Tribune Business Reporter

nmckenzie@tribunemedia.net

PROVIDING incentives for businesses, and ensuring these align with World Trade Organisation (WTO) rules, must be factored into discussions over a new tax regime for The Bahamas, a leading accountant said yesterday.

Ray Winder, Deloitte and Touche (Bahamas’) managing partner, told Tribune Business that generating revenue should not be the only concern in talks over a new tax system.

A symposium to bring tax reform to the forefront is scheduled for October 25-26, and Mr Winder, the Bahamas’ lead WTO negotiator under the former Ingraham administration, said: “When we are talking about taxes, one must not only be concerned about generating revenue.

“One must also be concerned about incentives for businesses, be they Bahamian or non-Bahamian, and how those incentives are aligned with the rules of the WTO. There are certain incentives that will be considered acceptable in terms of the WTO rules, and there are other incentives that may not be acceptable.

“It’s important that as we seek to make changes to our tax system, in order that we generate more revenue, that we also reflect on how we can further incentivise our businesses -  either those currently established or those to be established in the future.”

As for tax reform’s implications for the Bahamian financial services industry, Mr Winder added: “The future of international financial centres remains uncertain. While the worst of the financial crisis and economic downturn appears to have passed, the competitive landscape remains in flux, and the debate about  regulatory change, consolidation and tax policies continues, with few of the financial details agreed upon.

“What is certain is that the international financial centres are experiencing a period of transition, leaving behind many of the practices and products of the pre-crisis era and moving towards a new financial landscape, re-aligning their workforce to meet new levels of demand, rebuilding customer relationships that have been unsettled during the crisis, and reviewing the strategic positioning of their tax policies.”

And he said: “The assumption that the lower tax rate is better is no longer a foregone conclusion. The demands to reduce deficit spending have resulted in a need to put all revenue raising on the table.

“In addition, financial institutions and multinational corporations face ever increasing tax regimes in their head office countries, and are finding that having  branches and subsidiaries in low or no income tax centres has little advantage in an era of demands for increased transparency, or in reducing their tax obligations overall.”

Mr Winder said most of the Bahamas’ tax revenue is currently  being derived from import tariffs, which are not yielding sufficient sums to close the recurring fiscal deficit.

“In addition, our tariff rates are considerably higher than those of countries that recently acceded to membership of WTO,” said Mr Winder.

“WTO provides an umbrella for us to be able to trade with certain countries around the world without the possibility of those countries setting up barriers to prevent us from trading with them.

“As a non-member of WTO you don’t have that protection.
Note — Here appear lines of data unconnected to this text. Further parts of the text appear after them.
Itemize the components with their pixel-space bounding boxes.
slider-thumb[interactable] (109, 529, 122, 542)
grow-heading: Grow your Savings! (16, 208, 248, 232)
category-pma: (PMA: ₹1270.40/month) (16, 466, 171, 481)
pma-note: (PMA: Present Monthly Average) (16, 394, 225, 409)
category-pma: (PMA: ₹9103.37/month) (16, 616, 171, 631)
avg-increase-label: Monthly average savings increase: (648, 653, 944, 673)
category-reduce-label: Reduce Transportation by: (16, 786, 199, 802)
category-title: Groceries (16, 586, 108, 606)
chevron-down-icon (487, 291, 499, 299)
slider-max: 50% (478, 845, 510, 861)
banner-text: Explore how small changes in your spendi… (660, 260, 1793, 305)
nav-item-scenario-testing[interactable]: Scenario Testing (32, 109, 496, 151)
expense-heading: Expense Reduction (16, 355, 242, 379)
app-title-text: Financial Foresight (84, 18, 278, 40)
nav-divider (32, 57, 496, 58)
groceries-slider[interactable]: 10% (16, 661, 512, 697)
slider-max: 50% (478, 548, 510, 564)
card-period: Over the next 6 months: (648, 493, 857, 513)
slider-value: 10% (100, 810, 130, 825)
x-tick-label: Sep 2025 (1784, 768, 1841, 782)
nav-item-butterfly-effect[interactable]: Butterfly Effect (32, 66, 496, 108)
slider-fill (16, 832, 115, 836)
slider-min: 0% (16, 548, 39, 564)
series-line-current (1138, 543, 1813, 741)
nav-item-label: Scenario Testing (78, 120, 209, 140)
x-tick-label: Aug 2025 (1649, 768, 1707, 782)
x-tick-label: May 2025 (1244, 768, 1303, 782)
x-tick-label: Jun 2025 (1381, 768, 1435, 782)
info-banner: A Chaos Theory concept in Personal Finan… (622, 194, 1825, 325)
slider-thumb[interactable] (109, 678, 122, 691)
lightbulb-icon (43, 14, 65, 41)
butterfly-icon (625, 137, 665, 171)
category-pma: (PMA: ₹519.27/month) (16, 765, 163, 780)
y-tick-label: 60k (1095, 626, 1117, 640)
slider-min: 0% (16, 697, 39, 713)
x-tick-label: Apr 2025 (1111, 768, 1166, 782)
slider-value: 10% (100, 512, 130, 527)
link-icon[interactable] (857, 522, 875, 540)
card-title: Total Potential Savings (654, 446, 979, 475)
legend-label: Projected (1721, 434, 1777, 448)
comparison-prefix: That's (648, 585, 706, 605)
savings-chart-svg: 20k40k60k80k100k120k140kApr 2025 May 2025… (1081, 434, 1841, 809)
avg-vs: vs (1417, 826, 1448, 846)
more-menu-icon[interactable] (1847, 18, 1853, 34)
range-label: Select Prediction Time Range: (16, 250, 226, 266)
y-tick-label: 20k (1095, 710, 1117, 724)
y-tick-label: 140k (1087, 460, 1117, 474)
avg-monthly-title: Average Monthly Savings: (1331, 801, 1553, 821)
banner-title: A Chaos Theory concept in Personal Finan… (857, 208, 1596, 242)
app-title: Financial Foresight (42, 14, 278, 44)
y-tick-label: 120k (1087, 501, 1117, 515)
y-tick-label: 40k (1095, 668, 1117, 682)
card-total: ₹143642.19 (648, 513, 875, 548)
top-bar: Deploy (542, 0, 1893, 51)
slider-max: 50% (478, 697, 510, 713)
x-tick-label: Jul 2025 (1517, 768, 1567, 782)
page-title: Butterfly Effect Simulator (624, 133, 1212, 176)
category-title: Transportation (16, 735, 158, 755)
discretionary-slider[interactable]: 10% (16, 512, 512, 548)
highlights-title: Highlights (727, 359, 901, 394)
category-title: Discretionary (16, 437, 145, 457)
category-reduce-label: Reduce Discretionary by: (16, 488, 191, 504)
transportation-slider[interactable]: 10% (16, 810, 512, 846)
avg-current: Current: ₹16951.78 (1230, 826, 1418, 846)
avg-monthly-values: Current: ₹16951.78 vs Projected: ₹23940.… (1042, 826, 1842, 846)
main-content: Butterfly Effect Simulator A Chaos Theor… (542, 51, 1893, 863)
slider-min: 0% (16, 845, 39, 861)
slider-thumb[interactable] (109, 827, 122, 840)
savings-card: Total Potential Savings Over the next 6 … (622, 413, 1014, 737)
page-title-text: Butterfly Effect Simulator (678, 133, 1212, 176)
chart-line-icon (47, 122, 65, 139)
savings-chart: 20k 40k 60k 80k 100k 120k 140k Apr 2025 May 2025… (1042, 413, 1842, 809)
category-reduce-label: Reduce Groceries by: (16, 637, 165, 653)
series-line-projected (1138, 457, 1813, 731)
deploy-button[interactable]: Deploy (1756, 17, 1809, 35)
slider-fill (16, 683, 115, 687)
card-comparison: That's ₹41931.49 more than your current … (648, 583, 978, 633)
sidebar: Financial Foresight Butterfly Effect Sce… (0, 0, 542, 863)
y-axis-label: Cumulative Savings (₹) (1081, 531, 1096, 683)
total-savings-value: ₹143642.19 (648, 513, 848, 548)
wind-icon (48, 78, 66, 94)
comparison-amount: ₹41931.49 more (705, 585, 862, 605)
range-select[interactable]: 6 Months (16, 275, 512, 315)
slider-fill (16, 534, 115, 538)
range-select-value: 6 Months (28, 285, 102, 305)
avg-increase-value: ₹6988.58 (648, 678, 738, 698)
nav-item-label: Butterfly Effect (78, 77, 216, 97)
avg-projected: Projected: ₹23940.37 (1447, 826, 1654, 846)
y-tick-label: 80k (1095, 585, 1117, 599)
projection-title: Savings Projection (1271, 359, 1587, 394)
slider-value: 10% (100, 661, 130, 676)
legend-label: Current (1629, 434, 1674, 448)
It also allows us to begin to better protect ourselves against the various countries that have been using the country as a dumping ground and making it difficult for our local industries to be competitive. Today we don’t have any mechanism to prevent countries from doing that.”

Mr Winder added: “Any tax change would require a certain level of institutional support to ensure that those taxes are  collected on a timely basis. Due to the fact that we have relied on tariffs for so long we haven’t developed that institutional control to ensure that we have the necessary controls in place so that all taxes are being collected.

“We haven’t always dealt firmly with individuals and corporations who continuously owe the Government taxes to the tune of thousands and thousands of dollars. Any new tax system we decide to implement would only be adequate and effective if we ensure that those who are supposed to pay actually pay.

“To add to that, whatever new system we put in place, we will have to take into consideration the possible leakage that could come about, and ensure that we deal with the possible weaknesses in our system that would result in a considerable amount of those revenues not being collected. If not, then we would not be able to take advantage of those changes.”